For the last tax, we need to move to the life cycle of the individual. Possibly the most unpopular tax for UK residential property owners is the inheritance tax or IHT, which is due on the death of an owner. Why is IHT so nasty? Because, if it applies, it is payable on the entire capital value of the property, not just any element of gain, at a rate of 40 per cent, with only a very small allowance of up to £325,000 or £500,000 from 2020 in limited circumstances.

The good news is that IHT mostly only applies to non-UK domiciled people in respect of directly held UK assets. However, the position is different for UK residential property, to which IHT now applies irrespective of how it is held.

It used to be possible for non-UK domiciled people to avoid IHT completely by holding residential property through a non-UK company. That is why so many people were prepared to pay Ated as a price for escaping liability to IHT. Unfortunately, from April this year companies holding interests in UK residential property are now “looked through” for IHT purposes, and IHT is now charged on the death of a shareholder, or on an individual who has made a loan to the non-UK company which has been used to purchase or improve the property. Where shares or the property itself are owned by a trust, the position is more complex, but IHT in some form or another is likely to be payable.

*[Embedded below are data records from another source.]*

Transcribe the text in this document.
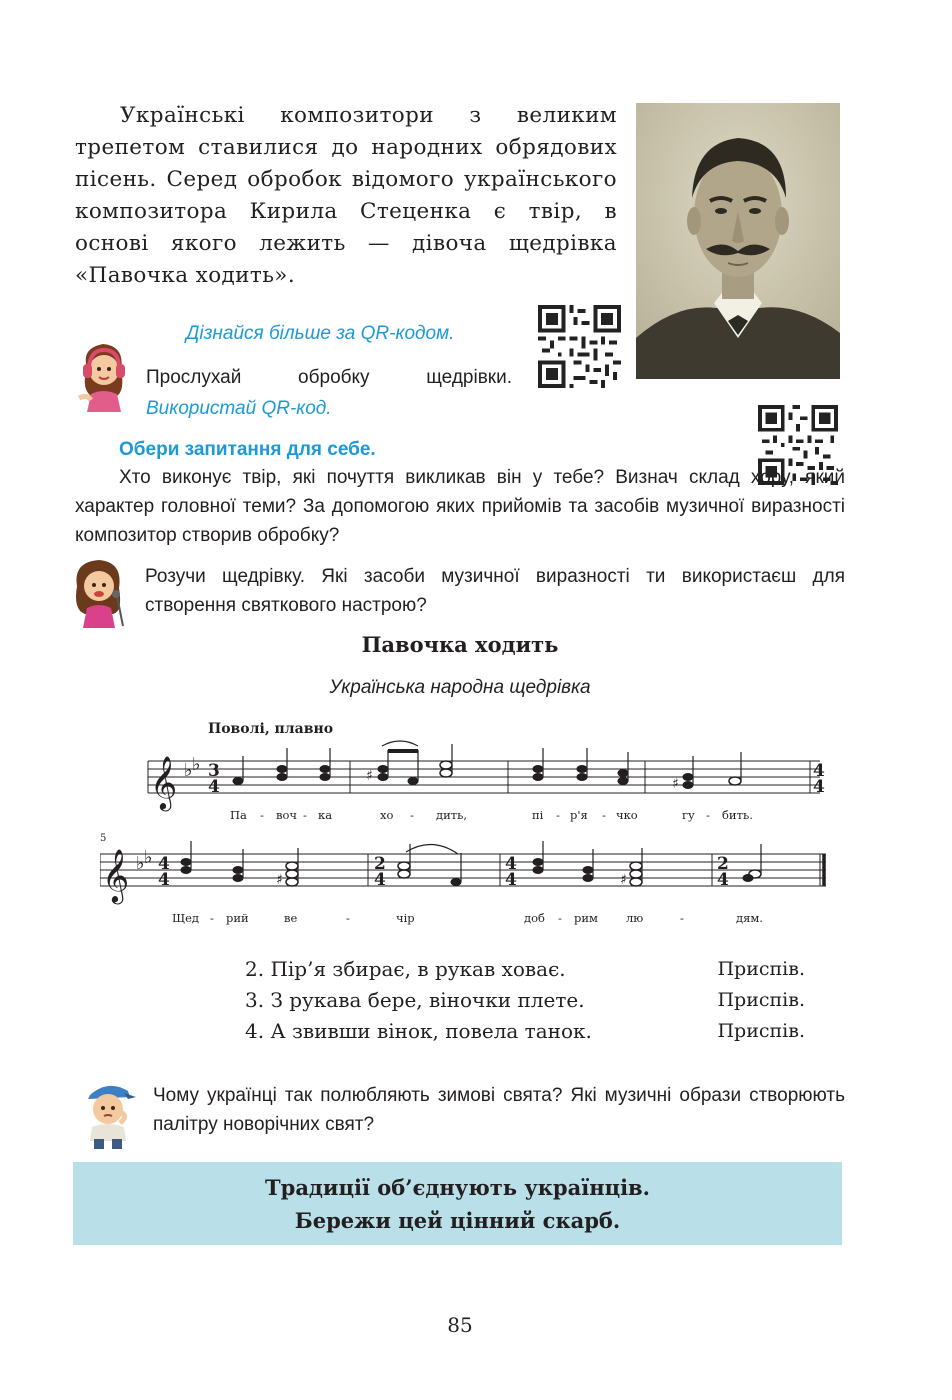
Українські композитори з великим трепетом ставилися до народних обрядових пісень. Серед обробок відомого українського композитора Кирила Стеценка є твір, в основі якого лежить — дівоча щедрівка «Павочка ходить».

Дізнайся більше за QR-кодом.
Прослухай обробку щедрівки.
Використай QR-код.
Обери запитання для себе.
Хто виконує твір, які почуття викликав він у тебе? Визнач склад хору, який характер головної теми? За допомогою яких прийомів та засобів музичної виразності композитор створив обробку?
Розучи щедрівку. Які засоби музичної виразності ти використаєш для створення святкового настрою?
Павочка ходить
Українська народна щедрівка
Поволі, плавно
𝄞 ♭ ♭ 3
4
4
4
♯	♯
Па - воч - ка	хо - дить,	пі - р'я - чко	гу - бить.
5
𝄞 ♭ ♭ 4
4
2
4
4
4
2
4
♯	♯
Щед - рий	ве	-	чір	доб - рим лю	-	дям.
2. Пір’я збирає, в рукав ховає.	Приспів.
3. З рукава бере, віночки плете.	Приспів.
4. А звивши вінок, повела танок.	Приспів.
Чому українці так полюбляють зимові свята? Які музичні образи створюють палітру новорічних свят?
Традиції об’єднують українців.
Бережи цей цінний скарб.
85
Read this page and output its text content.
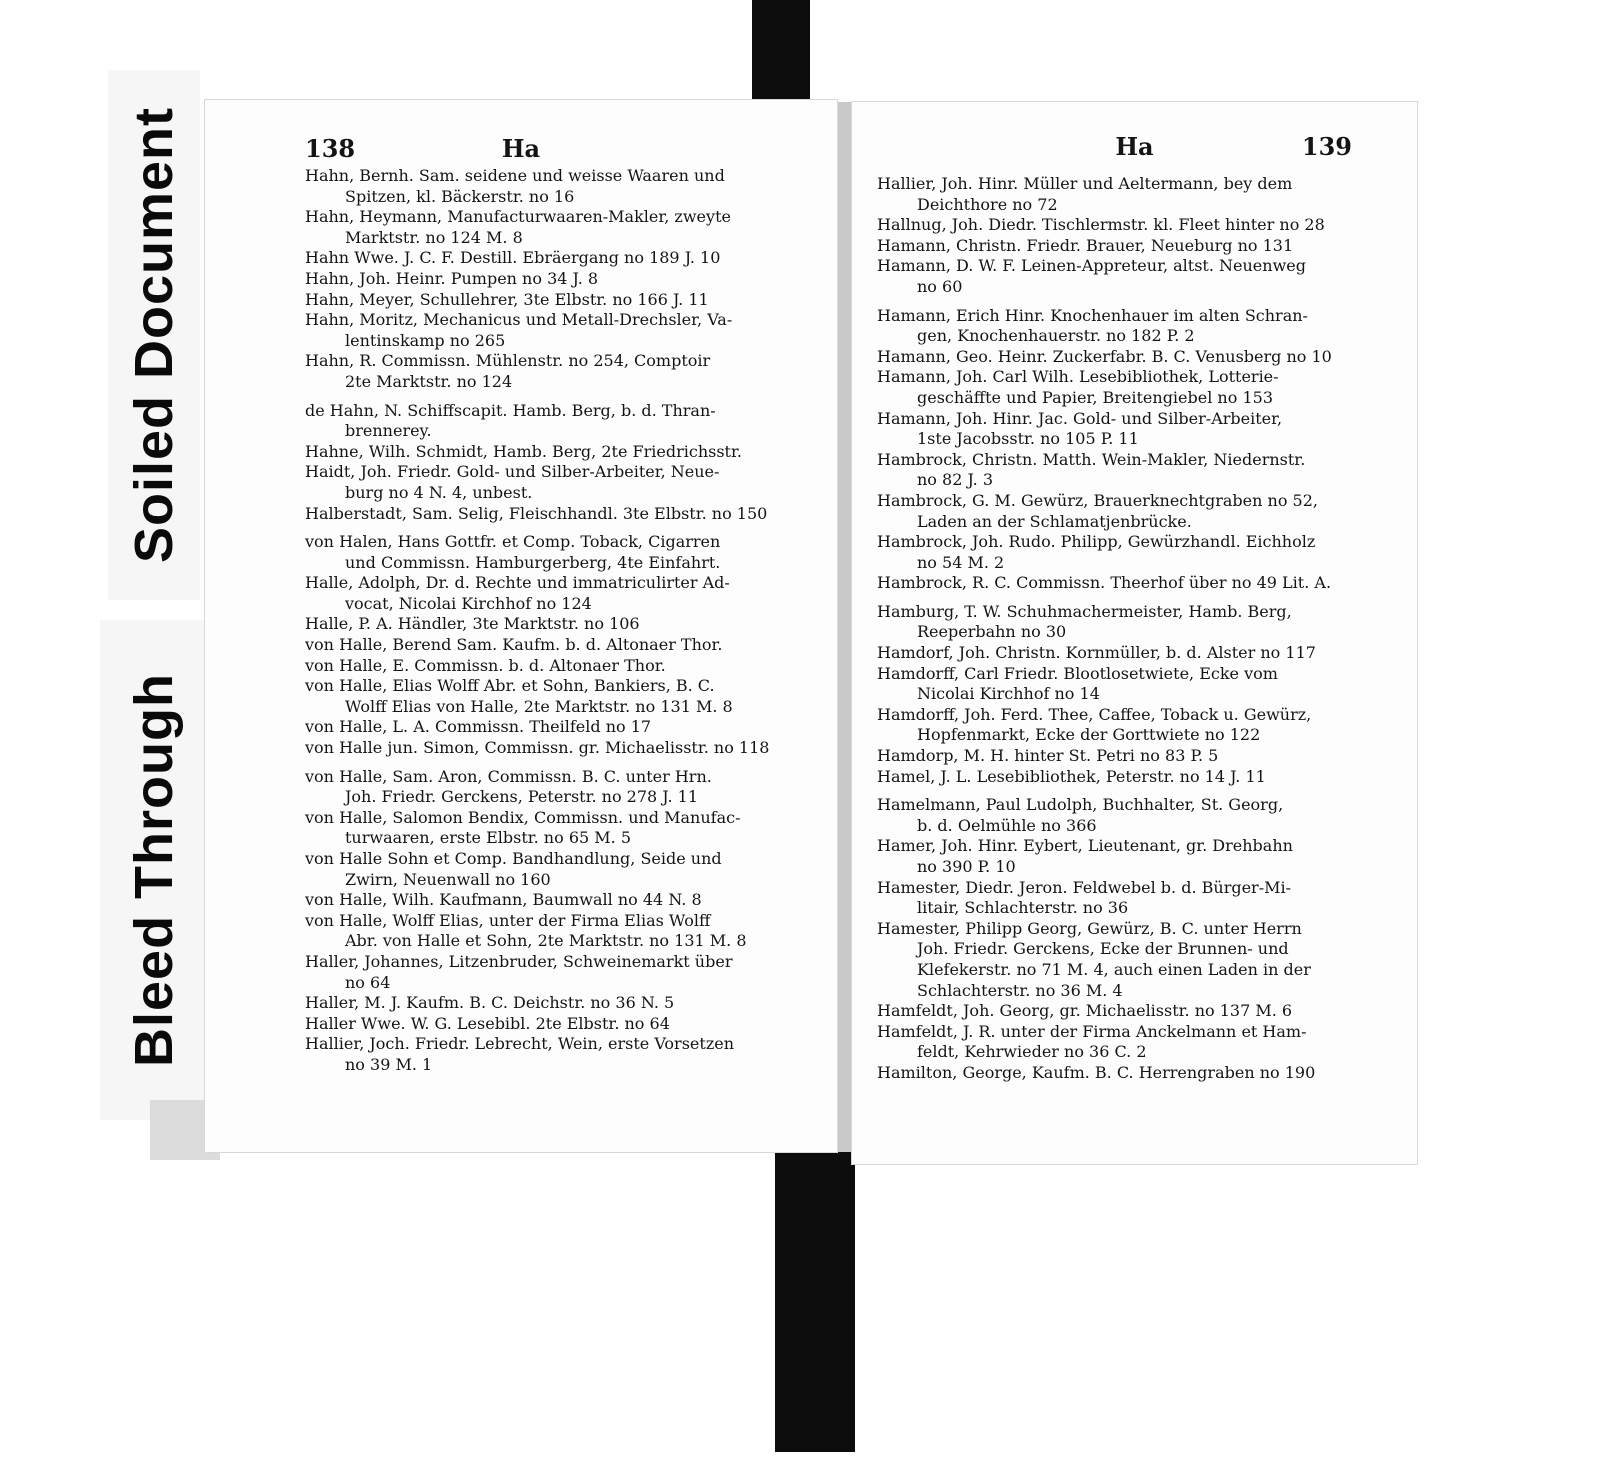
Soiled Document
Bleed Through
138	Ha
Hahn, Bernh. Sam. seidene und weisse Waaren und
Spitzen, kl. Bäckerstr. no 16
Hahn, Heymann, Manufacturwaaren-Makler, zweyte
Marktstr. no 124 M. 8
Hahn Wwe. J. C. F. Destill. Ebräergang no 189 J. 10
Hahn, Joh. Heinr. Pumpen no 34 J. 8
Hahn, Meyer, Schullehrer, 3te Elbstr. no 166 J. 11
Hahn, Moritz, Mechanicus und Metall-Drechsler, Va-
lentinskamp no 265
Hahn, R. Commissn. Mühlenstr. no 254, Comptoir
2te Marktstr. no 124
de Hahn, N. Schiffscapit. Hamb. Berg, b. d. Thran-
brennerey.
Hahne, Wilh. Schmidt, Hamb. Berg, 2te Friedrichsstr.
Haidt, Joh. Friedr. Gold- und Silber-Arbeiter, Neue-
burg no 4 N. 4, unbest.
Halberstadt, Sam. Selig, Fleischhandl. 3te Elbstr. no 150
von Halen, Hans Gottfr. et Comp. Toback, Cigarren
und Commissn. Hamburgerberg, 4te Einfahrt.
Halle, Adolph, Dr. d. Rechte und immatriculirter Ad-
vocat, Nicolai Kirchhof no 124
Halle, P. A. Händler, 3te Marktstr. no 106
von Halle, Berend Sam. Kaufm. b. d. Altonaer Thor.
von Halle, E. Commissn. b. d. Altonaer Thor.
von Halle, Elias Wolff Abr. et Sohn, Bankiers, B. C.
Wolff Elias von Halle, 2te Marktstr. no 131 M. 8
von Halle, L. A. Commissn. Theilfeld no 17
von Halle jun. Simon, Commissn. gr. Michaelisstr. no 118
von Halle, Sam. Aron, Commissn. B. C. unter Hrn.
Joh. Friedr. Gerckens, Peterstr. no 278 J. 11
von Halle, Salomon Bendix, Commissn. und Manufac-
turwaaren, erste Elbstr. no 65 M. 5
von Halle Sohn et Comp. Bandhandlung, Seide und
Zwirn, Neuenwall no 160
von Halle, Wilh. Kaufmann, Baumwall no 44 N. 8
von Halle, Wolff Elias, unter der Firma Elias Wolff
Abr. von Halle et Sohn, 2te Marktstr. no 131 M. 8
Haller, Johannes, Litzenbruder, Schweinemarkt über
no 64
Haller, M. J. Kaufm. B. C. Deichstr. no 36 N. 5
Haller Wwe. W. G. Lesebibl. 2te Elbstr. no 64
Hallier, Joch. Friedr. Lebrecht, Wein, erste Vorsetzen
no 39 M. 1
Ha	139
Hallier, Joh. Hinr. Müller und Aeltermann, bey dem
Deichthore no 72
Hallnug, Joh. Diedr. Tischlermstr. kl. Fleet hinter no 28
Hamann, Christn. Friedr. Brauer, Neueburg no 131
Hamann, D. W. F. Leinen-Appreteur, altst. Neuenweg
no 60
Hamann, Erich Hinr. Knochenhauer im alten Schran-
gen, Knochenhauerstr. no 182 P. 2
Hamann, Geo. Heinr. Zuckerfabr. B. C. Venusberg no 10
Hamann, Joh. Carl Wilh. Lesebibliothek, Lotterie-
geschäffte und Papier, Breitengiebel no 153
Hamann, Joh. Hinr. Jac. Gold- und Silber-Arbeiter,
1ste Jacobsstr. no 105 P. 11
Hambrock, Christn. Matth. Wein-Makler, Niedernstr.
no 82 J. 3
Hambrock, G. M. Gewürz, Brauerknechtgraben no 52,
Laden an der Schlamatjenbrücke.
Hambrock, Joh. Rudo. Philipp, Gewürzhandl. Eichholz
no 54 M. 2
Hambrock, R. C. Commissn. Theerhof über no 49 Lit. A.
Hamburg, T. W. Schuhmachermeister, Hamb. Berg,
Reeperbahn no 30
Hamdorf, Joh. Christn. Kornmüller, b. d. Alster no 117
Hamdorff, Carl Friedr. Blootlosetwiete, Ecke vom
Nicolai Kirchhof no 14
Hamdorff, Joh. Ferd. Thee, Caffee, Toback u. Gewürz,
Hopfenmarkt, Ecke der Gorttwiete no 122
Hamdorp, M. H. hinter St. Petri no 83 P. 5
Hamel, J. L. Lesebibliothek, Peterstr. no 14 J. 11
Hamelmann, Paul Ludolph, Buchhalter, St. Georg,
b. d. Oelmühle no 366
Hamer, Joh. Hinr. Eybert, Lieutenant, gr. Drehbahn
no 390 P. 10
Hamester, Diedr. Jeron. Feldwebel b. d. Bürger-Mi-
litair, Schlachterstr. no 36
Hamester, Philipp Georg, Gewürz, B. C. unter Herrn
Joh. Friedr. Gerckens, Ecke der Brunnen- und
Klefekerstr. no 71 M. 4, auch einen Laden in der
Schlachterstr. no 36 M. 4
Hamfeldt, Joh. Georg, gr. Michaelisstr. no 137 M. 6
Hamfeldt, J. R. unter der Firma Anckelmann et Ham-
feldt, Kehrwieder no 36 C. 2
Hamilton, George, Kaufm. B. C. Herrengraben no 190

IHT may also be payable if assets are given away during an individual’s lifetime. Particular care should be taken if an individual gives away an interest in a property but intends to continue to benefit from the property, i.e. to enjoy rent-free occupation or an entitlement to some or all of the rental proceeds, since that can make the gift ineffective for IHT purposes.

How to deal with IHT

Luckily, there are good strategies available for dealing with IHT, which means that although it sounds nasty in practice it should not be a disincentive for investing into UK residential property. For example, any UK residential property passing to almost any spouse will be free of IHT. All that is needed is to hold the property jointly with the spouse in the correct way, or to make a will passing the interest in the property to the spouse.

If the property cannot pass to a spouse, then life insurance can be taken out to provide the funds to meet any IHT charge. This is much more readily available to non-UK residents than was the case in the past, and premiums can be surprisingly low, making the cost of managing IHT exposure very affordable.

Although investing in UK residential property is more complicated from a tax perspective than it used to be, the UK tax landscape is very manageable and competitive by Western standards, while simple steps can be taken to reduce any issues to a minimum. But always remember that taking tax advice specific to your situation is an excellent investment: the right answer for your neighbour may not be the right answer for you.